Wednesday, March 21, 2012

Before Amelia Earhart

Baroness de la Roche, early aviatrix from an article in 1910 Technical World Magazine.

I'm interrupting my posts on the TITANIC to bring you some info about early aviation. You see, Hillary Clinton's State Department is helping to launch a new inquiry in the 1937 disappearance of aviatrix Amelia Earhart.

It's a breaking news story.

Researching my story Threshold Girl I learned a lot about early aviation. One point of especial interest: in the early days of aviation it wasn't necessarily considered a man thing to do. Well, no more than anything else.

Remember, 1910 was the age of the New Woman and the magazines and newspapers liked to play up the 'new freedoms' of women, especially young women.

It was only after WWI that flying was considered probably too dangerous for women.

Here's a retro spread from a 1937 Marie-Claire showing aviation dress in the period.

According to the copy on this page, in the first days of flying, women just gathered up their skirts and hopped into the plane. Then they decided more coverage (of a decidedly unfeminine kind) was necessary.

My Transportation Page on Tighsolas has a lot about aviation, including an article where Alexander Graham Bell claims flying is too dangerous.

And a story about Women and the Motor car. Yes, women can drive. It's by Dorothy Levitt a female race car driver.

And an article called Speed Madnessabout the Titanic's sinking.

One has to imagine that the amazing, almost daily advances in aeroplane and automobile technology, that allowed them to go farther faster, in leaps and bounds,  is one reason the Titanic sank. Boats were an old technology and they wanted to appear 'sexy' as compared to the new.

Here's an excerpt from the article Flight School from 1910 Technical World. Women were signing up in droves to learn to fly the article said.

If you would learn to fly, first master the art of propelling a bicycle. The would be aviator must be possessed of a keen sense of equilibrium; he must know how to balance himself as he would were he riding a bicycle or some other vehicle whose successful operations was dependent on perfect poise of the rider.

At the Wright School of Aviation at Dayton, Ohio, established and maintained by the famous brothers, this principle is one of the fundamental precepts.
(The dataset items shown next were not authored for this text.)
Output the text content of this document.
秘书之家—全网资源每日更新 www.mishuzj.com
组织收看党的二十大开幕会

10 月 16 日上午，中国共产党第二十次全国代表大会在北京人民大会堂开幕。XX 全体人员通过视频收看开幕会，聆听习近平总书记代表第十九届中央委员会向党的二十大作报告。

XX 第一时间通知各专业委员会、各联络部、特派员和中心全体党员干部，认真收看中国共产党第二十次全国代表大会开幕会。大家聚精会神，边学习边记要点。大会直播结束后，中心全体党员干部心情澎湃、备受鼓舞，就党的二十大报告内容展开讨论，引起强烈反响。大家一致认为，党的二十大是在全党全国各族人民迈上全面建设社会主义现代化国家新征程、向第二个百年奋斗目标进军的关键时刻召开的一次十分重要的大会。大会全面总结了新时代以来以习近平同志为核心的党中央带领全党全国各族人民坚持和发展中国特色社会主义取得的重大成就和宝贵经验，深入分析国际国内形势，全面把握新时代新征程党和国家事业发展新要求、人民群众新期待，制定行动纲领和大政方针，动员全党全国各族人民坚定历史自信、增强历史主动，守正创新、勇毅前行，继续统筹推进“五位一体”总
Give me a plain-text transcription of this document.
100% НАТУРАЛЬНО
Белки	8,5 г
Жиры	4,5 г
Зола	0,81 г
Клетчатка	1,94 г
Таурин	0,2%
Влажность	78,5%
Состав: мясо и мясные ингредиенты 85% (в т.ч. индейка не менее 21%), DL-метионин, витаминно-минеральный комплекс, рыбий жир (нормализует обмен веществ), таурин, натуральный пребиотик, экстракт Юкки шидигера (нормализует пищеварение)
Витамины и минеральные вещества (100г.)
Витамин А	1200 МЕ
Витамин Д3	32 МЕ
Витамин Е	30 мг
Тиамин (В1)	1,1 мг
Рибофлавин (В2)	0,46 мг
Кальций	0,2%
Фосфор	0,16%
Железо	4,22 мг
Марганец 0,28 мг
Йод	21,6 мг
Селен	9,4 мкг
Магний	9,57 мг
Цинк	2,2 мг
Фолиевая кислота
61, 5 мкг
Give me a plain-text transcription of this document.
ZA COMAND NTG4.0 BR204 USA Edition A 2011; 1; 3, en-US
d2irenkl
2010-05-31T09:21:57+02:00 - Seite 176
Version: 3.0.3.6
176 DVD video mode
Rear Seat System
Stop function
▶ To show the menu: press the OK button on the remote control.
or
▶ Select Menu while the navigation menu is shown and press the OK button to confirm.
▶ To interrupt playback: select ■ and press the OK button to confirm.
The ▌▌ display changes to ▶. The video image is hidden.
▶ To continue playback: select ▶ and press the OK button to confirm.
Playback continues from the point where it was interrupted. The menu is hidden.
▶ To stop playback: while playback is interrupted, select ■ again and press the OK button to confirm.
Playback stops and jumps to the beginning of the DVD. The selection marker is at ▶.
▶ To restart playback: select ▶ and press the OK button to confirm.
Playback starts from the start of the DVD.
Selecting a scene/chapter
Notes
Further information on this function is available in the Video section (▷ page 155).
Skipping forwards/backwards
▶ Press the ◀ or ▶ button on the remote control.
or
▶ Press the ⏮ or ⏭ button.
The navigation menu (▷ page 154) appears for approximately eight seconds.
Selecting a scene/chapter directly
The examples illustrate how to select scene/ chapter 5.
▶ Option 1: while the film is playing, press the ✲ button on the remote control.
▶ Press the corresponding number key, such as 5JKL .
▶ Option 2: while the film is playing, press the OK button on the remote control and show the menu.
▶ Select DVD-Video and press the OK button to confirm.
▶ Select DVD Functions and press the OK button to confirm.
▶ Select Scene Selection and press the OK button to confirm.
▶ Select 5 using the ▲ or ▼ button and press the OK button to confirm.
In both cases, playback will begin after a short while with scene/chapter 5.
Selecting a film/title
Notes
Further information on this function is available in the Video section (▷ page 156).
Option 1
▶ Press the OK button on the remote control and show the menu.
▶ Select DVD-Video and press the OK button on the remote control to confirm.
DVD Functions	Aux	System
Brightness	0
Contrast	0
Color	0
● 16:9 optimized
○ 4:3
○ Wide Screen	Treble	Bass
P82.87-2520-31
Let the aviator budge from the space prescribed for his personal comfort while soaring aloft and the smooth operation of the craft is at once retarded. If he moves a few inches from his seat in any direction, the chance of an accident is increased tenfold. The ship may turn a somersault and tumble to earth. 

Another requisite that looms large is courage. If any mishap befalls the aeroplane while he is spinning through the air, unless the operator have an abundance of nerve, he is more than likely to destroy the poise of the car and cause a swift descent. An intimate knowledge of mechanics is not a requirement. A pupil may learn in a few days enough of the mechanism of a machine to operate an aeroplane with success. 

Aviation pupils possess one large advantage over students of other institutions in that in a few weeks and rarely longer than a few months, of study, they are prepared to earn money for themselves for exhibition flights. Before learning how to fly, it is advisable, and almost necessary to learn how to glide.

Anyway, I have no reference to aeroplanes in Threshold Girl  - although many references to the automobile. But maybe I'll put one in my follow up story, Diary of a Confirmed Spinster. Maybe Edith Nicholson, the protagonist, will see an aeroplane buzzing around the sky in her opium haze on the day the King Dies.

There was an airshow in St. Hubert in that year or around. I found a lovely painting of it.